0:01:08 What’s the new luxury item?
0:01:10 Marriage.
0:01:13 Marrying up and marrying down, as read by George Hahn.
0:01:30 This post was written by Richard Reeves.
0:01:35 A dramatic reversal has taken place on college campuses.
0:01:39 Once male dominated, they are now populated largely by women.
0:01:44 In the early 1970s, about three in five students were men.
0:01:47 Now it is the other way around.
0:01:52 There are 2.5 million fewer male than female undergraduates.
0:01:55 There’s an even bigger gender gap in master’s degrees.
0:01:57 Does this matter?
0:02:01 After all, the massive educational advance of women and girls
0:02:06 is rightly seen as a cause for celebration rather than lamentation.
0:02:09 Given that men still out-earn women,
0:02:13 there’s an argument to be made that women need to out-learn men,
0:02:16 just to keep up in the labor market.
0:02:18 I think it does matter.
0:02:24 For one thing, it highlights how the K-12 educational system fails boys.
0:02:27 Kudos to those governors like Wes Moore in Maryland
0:02:30 and Spencer Cox in Utah, who have noticed.
0:02:32 Even when men do enroll in college,
0:02:36 they’re much less likely to get a degree.
0:02:39 Too much male talent is being left on the table.
0:02:42 This is why 30 or so institutions
0:02:46 have already joined a new initiative I’m helping lead,
0:02:50 the Higher Education Male Achievement Collaborative.

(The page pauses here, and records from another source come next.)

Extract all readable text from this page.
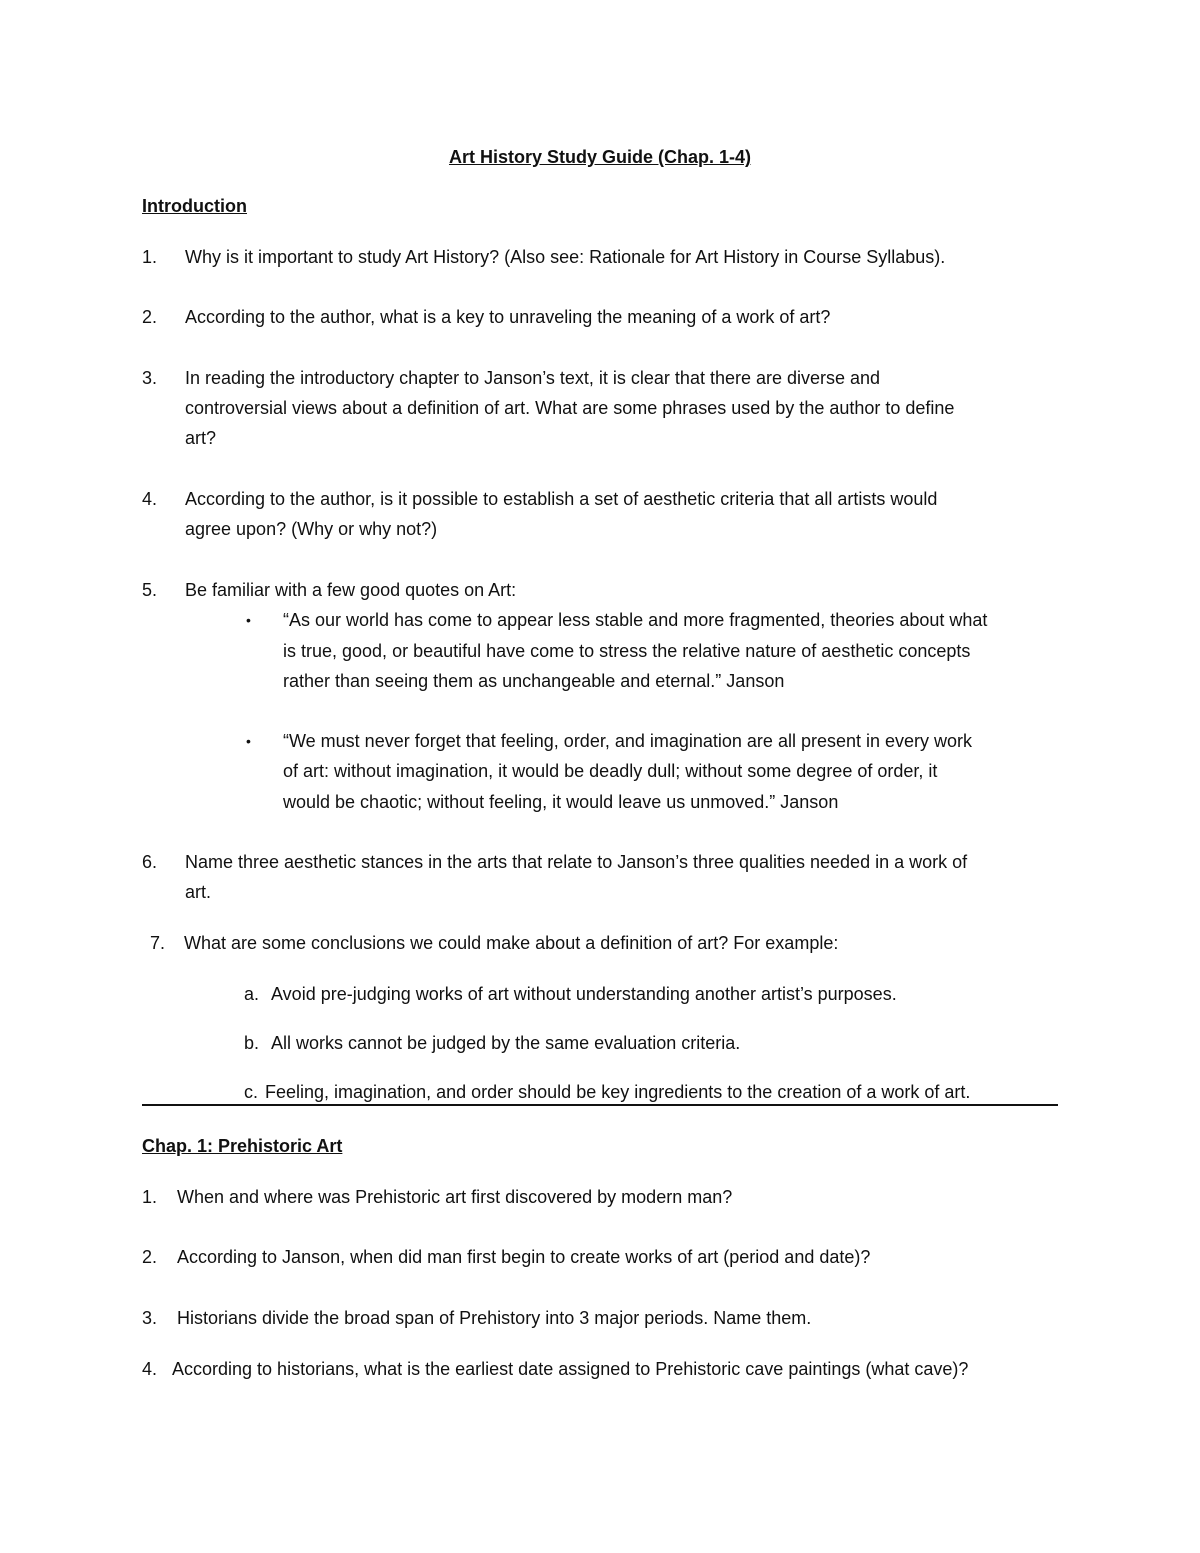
Art History Study Guide (Chap. 1-4)
Introduction
1. Why is it important to study Art History? (Also see: Rationale for Art History in Course Syllabus).
2. According to the author, what is a key to unraveling the meaning of a work of art?
3. In reading the introductory chapter to Janson’s text, it is clear that there are diverse and
controversial views about a definition of art. What are some phrases used by the author to define
art?
4. According to the author, is it possible to establish a set of aesthetic criteria that all artists would
agree upon? (Why or why not?)
5. Be familiar with a few good quotes on Art:
• “As our world has come to appear less stable and more fragmented, theories about what
is true, good, or beautiful have come to stress the relative nature of aesthetic concepts
rather than seeing them as unchangeable and eternal.” Janson
• “We must never forget that feeling, order, and imagination are all present in every work
of art: without imagination, it would be deadly dull; without some degree of order, it
would be chaotic; without feeling, it would leave us unmoved.” Janson
6. Name three aesthetic stances in the arts that relate to Janson’s three qualities needed in a work of
art.
7. What are some conclusions we could make about a definition of art? For example:
a. Avoid pre-judging works of art without understanding another artist’s purposes.
b. All works cannot be judged by the same evaluation criteria.
c. Feeling, imagination, and order should be key ingredients to the creation of a work of art.
Chap. 1: Prehistoric Art
1. When and where was Prehistoric art first discovered by modern man?
2. According to Janson, when did man first begin to create works of art (period and date)?
3. Historians divide the broad span of Prehistory into 3 major periods. Name them.
4. According to historians, what is the earliest date assigned to Prehistoric cave paintings (what cave)?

0:02:53 But there is one thing we can stop worrying about,
0:02:58 that the college gender gap is reducing marriage rates.
0:03:02 This is a common concern and for good reason.
0:03:04 There is pretty strong evidence
0:03:08 for what anthropologists call female hypergamy,
0:03:12 which is a fancy way of saying that women typically want to marry men
0:03:15 of at least equal or preferably higher status.
0:03:20 The fear is that with so many more college-educated women than men,
0:03:23 marriage rates will plummet.
0:03:25 I’ve always been skeptical of this argument.
0:03:30 For one thing, women overtook men in higher education back in the 1980s.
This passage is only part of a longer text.